The model is learning the training data well, but fails to generalize. The validation loss continues to increase as we train the model for more epochs, indicating an unstable and unusable model.

Let’s see how do the accuracies compare:

plt.plot(np.arange(1, 101), history.history['accuracy'], label='Training Accuracy')
plt.plot(np.arange(1, 101), history.history['val_accuracy'], label='Validation Accuracy')
plt.title('Training vs. Validation Accuracy', size=20)
plt.xlabel('Epoch', size=14)
plt.legend();
Image 14 — Training accuracy vs. validation accuracy (image by author)

Image 14 — Training accuracy vs. validation accuracy (image by author)

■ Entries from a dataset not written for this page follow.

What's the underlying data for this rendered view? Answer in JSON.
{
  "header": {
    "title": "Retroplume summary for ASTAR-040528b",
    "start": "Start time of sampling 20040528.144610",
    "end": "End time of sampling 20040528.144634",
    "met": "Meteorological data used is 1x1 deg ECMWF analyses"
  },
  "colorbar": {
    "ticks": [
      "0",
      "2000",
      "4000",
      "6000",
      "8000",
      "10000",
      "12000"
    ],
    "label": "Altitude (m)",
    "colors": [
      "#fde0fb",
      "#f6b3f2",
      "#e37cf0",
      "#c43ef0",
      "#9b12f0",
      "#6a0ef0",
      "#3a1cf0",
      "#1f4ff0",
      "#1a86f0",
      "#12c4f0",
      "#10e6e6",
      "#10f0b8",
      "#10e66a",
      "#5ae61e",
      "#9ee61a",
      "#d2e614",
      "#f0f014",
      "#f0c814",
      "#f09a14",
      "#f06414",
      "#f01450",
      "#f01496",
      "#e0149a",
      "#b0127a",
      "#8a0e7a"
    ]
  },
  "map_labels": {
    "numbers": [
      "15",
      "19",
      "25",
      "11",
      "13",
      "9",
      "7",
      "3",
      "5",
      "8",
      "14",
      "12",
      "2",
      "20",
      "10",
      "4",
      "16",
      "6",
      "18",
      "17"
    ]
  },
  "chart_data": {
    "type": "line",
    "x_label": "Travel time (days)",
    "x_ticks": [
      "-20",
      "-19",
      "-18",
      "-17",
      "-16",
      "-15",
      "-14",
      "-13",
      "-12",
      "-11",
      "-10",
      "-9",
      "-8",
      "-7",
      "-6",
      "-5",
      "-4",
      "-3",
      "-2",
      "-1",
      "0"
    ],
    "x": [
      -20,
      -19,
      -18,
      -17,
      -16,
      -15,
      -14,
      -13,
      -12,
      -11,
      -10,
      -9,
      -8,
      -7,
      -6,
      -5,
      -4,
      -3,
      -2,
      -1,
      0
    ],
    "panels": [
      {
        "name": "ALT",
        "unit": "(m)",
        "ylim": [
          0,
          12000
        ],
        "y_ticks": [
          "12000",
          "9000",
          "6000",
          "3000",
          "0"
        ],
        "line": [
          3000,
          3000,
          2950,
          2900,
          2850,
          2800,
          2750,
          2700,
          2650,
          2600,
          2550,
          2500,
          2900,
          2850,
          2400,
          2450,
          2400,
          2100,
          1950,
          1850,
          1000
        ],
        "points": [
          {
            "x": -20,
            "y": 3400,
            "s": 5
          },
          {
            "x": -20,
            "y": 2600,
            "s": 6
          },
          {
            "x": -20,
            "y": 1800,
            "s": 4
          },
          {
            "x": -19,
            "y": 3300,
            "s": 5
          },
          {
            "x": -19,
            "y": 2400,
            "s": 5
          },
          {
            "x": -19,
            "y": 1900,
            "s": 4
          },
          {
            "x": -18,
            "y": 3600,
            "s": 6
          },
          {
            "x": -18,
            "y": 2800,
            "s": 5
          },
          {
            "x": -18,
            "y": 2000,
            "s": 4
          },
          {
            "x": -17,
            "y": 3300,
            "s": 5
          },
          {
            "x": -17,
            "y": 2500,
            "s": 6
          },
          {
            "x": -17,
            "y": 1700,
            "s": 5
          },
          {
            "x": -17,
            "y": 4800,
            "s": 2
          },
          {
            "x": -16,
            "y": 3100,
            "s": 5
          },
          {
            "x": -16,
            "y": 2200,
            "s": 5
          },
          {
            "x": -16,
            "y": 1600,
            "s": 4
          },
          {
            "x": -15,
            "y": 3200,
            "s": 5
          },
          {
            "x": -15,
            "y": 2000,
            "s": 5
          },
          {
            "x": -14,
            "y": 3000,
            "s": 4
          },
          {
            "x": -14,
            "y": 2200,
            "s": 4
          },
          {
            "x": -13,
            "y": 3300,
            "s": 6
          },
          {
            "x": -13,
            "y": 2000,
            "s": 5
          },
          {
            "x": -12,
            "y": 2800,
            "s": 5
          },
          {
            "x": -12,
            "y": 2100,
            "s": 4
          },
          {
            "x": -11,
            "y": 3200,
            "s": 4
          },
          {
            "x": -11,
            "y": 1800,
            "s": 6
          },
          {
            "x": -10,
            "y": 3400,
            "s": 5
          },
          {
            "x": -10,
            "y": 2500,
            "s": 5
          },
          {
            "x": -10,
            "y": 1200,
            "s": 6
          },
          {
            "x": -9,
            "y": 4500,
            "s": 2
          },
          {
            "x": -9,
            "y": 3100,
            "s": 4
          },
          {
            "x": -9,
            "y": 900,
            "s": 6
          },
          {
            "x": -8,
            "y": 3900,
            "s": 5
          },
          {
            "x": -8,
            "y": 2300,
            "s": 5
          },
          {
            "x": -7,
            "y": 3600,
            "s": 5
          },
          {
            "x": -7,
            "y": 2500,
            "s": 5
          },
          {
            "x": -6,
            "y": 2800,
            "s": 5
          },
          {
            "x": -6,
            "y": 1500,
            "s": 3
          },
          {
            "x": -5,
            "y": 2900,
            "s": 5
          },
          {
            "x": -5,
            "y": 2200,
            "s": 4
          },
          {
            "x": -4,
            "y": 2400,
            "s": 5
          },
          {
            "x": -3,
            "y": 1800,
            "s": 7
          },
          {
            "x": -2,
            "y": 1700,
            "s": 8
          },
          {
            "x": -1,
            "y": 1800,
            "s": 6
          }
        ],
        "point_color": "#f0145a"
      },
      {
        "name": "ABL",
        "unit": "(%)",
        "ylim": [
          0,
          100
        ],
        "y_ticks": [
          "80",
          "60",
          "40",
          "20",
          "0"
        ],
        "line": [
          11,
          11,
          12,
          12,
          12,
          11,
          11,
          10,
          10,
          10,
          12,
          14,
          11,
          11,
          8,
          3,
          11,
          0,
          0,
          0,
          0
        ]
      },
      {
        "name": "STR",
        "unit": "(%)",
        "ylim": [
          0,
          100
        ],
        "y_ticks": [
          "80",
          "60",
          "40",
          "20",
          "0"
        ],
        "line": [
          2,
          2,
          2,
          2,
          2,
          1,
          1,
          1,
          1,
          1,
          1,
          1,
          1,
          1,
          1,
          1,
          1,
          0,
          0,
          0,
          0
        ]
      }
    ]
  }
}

Similar picture. The validation accuracy plateaus around 60%, while the model overfits on the training data.

60% accuracy for a two-class dataset with 20K training images is almost as bad as it can get. The reason is simple —Dense layers aren’t designed to capture the complexity of 2-dimensional image data. You’ll need a conolutional layer to do the job right.


Conclusion

And there you have it — how to train an image classification model with artificial neural networks, and why you shouldn’t do it. It’s like climbing a mountain in flip-flops — maybe you can do it, but it’s better not to.